April 03, 1997
IRS Cautions on Abusive Trusts
WASHINGTON - The Internal Revenue Service today cautioned
taxpayers to be wary of trust arrangements promising benefits that
are not allowed under the tax law.
"We receive more than three million trust returns annually and
will identify questionable ones for further review," said IRS Chief
Compliance Officer James Donelson. "We'll assess taxes and
penalties against the participants and promoters of the trusts we
find abusive, and seek criminal charges where warranted."
The IRS advised taxpayers who may have used such trusts in the
past that they should file correct returns for 1996 and amend their
earlier filings. "Taxpayers need not be concerned about legitimate
trusts, which are used in such matters as estate planning,
charitable giving, or to hold property for minors and those unable
to manage their financial affairs," said IRS Commissioner Margaret
Milner Richardson.
The trust arrangements of concern to the IRS ignore the true
ownership of assets or the substance of transactions. Promoters of
such arrangements claim that they allow the owner to retain full
benefit from business or personal assets while reducing or
eliminating taxes. Often, multiple trusts are involved to cover the
different financial aspects of a taxpayer's life.
For example, a person may put his business in an unincorporated
business trust, transfer business equipment to an equipment trust,
place his home in a family residence trust, and set up a foreign
trust to hold the other trust units and to receive the trusts'
income. According to the promoters, little or no tax would be paid.
Contrary to promoters' claims, however, established legal
principles govern the taxation of trust income. The substance of a
transaction, rather than its form, controls for tax purposes. Either
the trust, the beneficiary or the transferor will pay the tax, as
appropriate. Thus, the IRS may find that the transferor of the
assets to the trust is liable for taxes on the trust's income and
that the property will be part of the transferor's estate upon
death.
Taxpayers should be suspicious of arrangements that claim to
make personal living expenses deductible, to create charitable
contribution deductions for payments benefiting the transferor or
family members, or that otherwise result in a taxpayer having to pay
no tax with no change in control over his or her income or assets.
Promoters of such arrangements advertise their "investment seminars"
or "tax seminars" in the local media as well as through the
Internet.
Taxpayers may also receive unsolicited mail or telephone
invitations to participate.

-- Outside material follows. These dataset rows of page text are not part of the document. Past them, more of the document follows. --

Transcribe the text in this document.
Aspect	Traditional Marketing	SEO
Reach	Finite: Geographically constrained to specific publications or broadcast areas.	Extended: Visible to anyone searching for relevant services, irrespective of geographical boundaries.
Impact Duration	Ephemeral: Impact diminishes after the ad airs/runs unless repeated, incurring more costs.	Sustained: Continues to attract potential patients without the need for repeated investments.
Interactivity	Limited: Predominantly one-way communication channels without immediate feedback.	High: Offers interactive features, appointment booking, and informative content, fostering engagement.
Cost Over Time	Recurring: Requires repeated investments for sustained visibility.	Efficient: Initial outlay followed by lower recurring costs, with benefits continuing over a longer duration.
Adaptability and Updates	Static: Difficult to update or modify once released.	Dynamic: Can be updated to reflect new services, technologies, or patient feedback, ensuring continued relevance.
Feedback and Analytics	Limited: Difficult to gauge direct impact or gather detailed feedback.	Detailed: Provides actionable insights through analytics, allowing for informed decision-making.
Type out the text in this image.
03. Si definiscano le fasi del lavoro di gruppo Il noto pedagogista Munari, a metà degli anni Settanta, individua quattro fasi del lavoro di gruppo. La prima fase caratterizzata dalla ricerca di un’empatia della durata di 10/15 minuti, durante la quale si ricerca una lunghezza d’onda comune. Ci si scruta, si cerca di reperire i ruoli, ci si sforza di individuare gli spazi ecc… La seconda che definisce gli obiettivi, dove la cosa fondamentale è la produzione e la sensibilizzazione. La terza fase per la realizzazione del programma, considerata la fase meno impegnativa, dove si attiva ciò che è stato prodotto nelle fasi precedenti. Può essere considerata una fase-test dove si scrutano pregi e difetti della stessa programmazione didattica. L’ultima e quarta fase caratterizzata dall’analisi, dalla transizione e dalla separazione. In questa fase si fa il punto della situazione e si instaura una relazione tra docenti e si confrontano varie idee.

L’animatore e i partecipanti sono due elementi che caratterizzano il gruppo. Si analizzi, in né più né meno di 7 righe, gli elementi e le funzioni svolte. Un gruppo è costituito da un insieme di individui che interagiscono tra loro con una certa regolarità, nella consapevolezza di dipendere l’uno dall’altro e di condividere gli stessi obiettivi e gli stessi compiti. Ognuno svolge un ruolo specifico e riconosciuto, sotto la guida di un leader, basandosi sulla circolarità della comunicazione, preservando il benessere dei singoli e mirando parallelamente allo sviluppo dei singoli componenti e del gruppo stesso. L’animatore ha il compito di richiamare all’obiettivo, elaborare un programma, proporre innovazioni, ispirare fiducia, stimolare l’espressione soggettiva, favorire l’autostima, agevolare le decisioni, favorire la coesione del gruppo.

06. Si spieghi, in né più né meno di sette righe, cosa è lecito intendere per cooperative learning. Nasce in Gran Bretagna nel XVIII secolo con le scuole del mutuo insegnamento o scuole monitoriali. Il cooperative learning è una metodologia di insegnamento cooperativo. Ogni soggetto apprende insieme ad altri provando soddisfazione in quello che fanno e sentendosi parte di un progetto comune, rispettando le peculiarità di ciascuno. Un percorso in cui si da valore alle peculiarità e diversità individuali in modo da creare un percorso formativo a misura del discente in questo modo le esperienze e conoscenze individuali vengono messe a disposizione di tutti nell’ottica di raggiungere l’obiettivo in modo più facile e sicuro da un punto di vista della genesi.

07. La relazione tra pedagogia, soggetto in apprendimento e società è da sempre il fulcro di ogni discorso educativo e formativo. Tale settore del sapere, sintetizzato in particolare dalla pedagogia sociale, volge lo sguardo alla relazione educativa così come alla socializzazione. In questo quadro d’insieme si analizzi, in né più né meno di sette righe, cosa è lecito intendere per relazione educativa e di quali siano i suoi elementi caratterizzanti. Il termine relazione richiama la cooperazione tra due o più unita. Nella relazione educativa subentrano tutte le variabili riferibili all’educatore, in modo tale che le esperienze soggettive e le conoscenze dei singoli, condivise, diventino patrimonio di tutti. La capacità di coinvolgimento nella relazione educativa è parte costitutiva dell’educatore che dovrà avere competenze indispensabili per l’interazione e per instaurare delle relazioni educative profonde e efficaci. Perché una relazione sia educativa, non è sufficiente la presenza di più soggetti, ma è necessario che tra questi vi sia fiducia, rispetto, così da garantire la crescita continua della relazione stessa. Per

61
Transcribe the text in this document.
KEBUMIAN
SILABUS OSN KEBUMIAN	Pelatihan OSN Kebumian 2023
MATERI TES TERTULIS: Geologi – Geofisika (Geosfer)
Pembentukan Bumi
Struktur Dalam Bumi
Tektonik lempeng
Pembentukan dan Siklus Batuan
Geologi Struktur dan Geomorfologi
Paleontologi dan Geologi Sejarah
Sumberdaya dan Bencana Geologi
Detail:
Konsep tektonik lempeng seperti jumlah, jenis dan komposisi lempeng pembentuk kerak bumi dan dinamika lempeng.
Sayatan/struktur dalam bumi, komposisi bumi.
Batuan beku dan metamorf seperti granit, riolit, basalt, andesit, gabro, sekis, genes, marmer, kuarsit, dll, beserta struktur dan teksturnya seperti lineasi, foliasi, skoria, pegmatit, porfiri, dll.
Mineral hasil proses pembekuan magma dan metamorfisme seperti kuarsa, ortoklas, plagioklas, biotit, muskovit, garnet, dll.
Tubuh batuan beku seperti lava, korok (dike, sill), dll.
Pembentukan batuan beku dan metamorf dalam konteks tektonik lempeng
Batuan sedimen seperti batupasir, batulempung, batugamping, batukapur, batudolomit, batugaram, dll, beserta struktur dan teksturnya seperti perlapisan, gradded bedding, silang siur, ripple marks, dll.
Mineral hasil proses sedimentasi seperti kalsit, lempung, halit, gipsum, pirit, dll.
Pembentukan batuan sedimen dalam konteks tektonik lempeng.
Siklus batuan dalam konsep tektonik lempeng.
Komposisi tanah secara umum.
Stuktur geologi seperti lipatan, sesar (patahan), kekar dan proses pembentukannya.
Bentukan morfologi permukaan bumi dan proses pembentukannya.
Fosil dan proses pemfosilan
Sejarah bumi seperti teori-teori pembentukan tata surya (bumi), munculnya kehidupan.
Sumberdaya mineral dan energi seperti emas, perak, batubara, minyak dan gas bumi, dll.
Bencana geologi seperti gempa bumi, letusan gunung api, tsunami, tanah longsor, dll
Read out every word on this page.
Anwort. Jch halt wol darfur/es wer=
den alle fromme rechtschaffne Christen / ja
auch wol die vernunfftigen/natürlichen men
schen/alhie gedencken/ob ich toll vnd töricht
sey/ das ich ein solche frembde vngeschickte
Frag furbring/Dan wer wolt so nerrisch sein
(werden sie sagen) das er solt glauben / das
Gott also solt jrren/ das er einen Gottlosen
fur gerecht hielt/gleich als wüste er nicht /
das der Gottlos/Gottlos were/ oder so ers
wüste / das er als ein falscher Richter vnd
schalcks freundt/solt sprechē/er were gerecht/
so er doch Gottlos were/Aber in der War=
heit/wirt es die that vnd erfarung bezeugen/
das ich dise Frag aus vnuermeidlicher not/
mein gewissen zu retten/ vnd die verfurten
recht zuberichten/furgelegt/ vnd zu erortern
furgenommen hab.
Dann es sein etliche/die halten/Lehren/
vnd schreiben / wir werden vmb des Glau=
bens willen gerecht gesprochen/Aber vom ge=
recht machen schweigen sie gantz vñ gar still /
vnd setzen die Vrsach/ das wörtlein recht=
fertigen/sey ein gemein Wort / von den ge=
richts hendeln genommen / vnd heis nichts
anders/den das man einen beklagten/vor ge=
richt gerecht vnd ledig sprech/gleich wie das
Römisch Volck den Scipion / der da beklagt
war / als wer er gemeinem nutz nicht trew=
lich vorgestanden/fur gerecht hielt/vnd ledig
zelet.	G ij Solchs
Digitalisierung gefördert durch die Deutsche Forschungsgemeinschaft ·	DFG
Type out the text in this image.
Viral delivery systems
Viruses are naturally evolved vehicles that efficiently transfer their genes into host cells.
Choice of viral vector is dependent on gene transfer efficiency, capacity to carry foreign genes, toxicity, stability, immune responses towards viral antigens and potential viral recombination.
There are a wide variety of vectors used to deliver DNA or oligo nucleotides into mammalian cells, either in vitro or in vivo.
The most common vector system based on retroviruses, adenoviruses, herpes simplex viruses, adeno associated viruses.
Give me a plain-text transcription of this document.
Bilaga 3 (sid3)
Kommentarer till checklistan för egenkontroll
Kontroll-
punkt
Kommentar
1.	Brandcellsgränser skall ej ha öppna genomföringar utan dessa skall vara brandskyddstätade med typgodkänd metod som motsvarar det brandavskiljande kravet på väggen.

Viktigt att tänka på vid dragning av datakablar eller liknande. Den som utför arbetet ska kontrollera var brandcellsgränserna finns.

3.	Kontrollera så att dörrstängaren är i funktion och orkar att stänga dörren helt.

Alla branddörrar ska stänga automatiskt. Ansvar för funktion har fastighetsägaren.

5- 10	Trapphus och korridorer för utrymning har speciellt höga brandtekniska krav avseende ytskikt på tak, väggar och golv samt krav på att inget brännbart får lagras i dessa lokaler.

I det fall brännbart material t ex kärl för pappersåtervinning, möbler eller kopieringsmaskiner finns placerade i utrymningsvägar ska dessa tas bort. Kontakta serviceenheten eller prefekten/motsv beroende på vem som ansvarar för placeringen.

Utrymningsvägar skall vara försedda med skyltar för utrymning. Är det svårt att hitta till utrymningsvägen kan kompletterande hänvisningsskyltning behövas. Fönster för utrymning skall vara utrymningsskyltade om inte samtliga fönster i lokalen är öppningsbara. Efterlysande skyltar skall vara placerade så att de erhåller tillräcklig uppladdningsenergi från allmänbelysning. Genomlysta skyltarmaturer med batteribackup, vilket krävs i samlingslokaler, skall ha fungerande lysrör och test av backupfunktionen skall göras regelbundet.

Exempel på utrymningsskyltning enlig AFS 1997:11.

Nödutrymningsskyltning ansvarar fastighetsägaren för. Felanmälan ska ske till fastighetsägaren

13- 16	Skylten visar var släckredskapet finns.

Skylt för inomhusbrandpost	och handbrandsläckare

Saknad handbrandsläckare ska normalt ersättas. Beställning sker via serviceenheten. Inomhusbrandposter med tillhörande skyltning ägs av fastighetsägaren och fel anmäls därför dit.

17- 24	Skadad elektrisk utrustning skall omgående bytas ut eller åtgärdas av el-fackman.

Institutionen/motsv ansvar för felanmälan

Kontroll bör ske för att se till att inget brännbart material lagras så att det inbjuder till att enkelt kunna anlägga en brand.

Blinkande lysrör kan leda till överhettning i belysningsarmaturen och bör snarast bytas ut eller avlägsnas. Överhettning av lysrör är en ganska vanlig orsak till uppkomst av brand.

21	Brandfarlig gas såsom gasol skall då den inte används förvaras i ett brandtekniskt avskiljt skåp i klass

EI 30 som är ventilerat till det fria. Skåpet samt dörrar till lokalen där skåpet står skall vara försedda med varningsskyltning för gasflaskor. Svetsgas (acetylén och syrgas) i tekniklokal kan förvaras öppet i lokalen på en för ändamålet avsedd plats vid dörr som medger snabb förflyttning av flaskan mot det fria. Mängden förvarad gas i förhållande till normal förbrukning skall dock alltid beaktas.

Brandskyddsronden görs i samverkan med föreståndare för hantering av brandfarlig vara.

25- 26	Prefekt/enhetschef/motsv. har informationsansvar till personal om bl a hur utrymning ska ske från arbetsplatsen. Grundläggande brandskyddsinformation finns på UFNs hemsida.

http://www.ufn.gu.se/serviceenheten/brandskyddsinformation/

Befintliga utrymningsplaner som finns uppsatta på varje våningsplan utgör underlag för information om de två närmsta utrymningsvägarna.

Often the trusts have names that refer
to constitutional issues, fairness, equity, or patriotic themes,
among others.
In other cases, however, the trusts have names that are similar
to common business organizations or nonabusive trusts. Taxpayers
should be particularly wary if the promotional materials suggest
that the taxpayer not check the arrangement with a tax advisor, such
as an attorney or accountant, or with the IRS.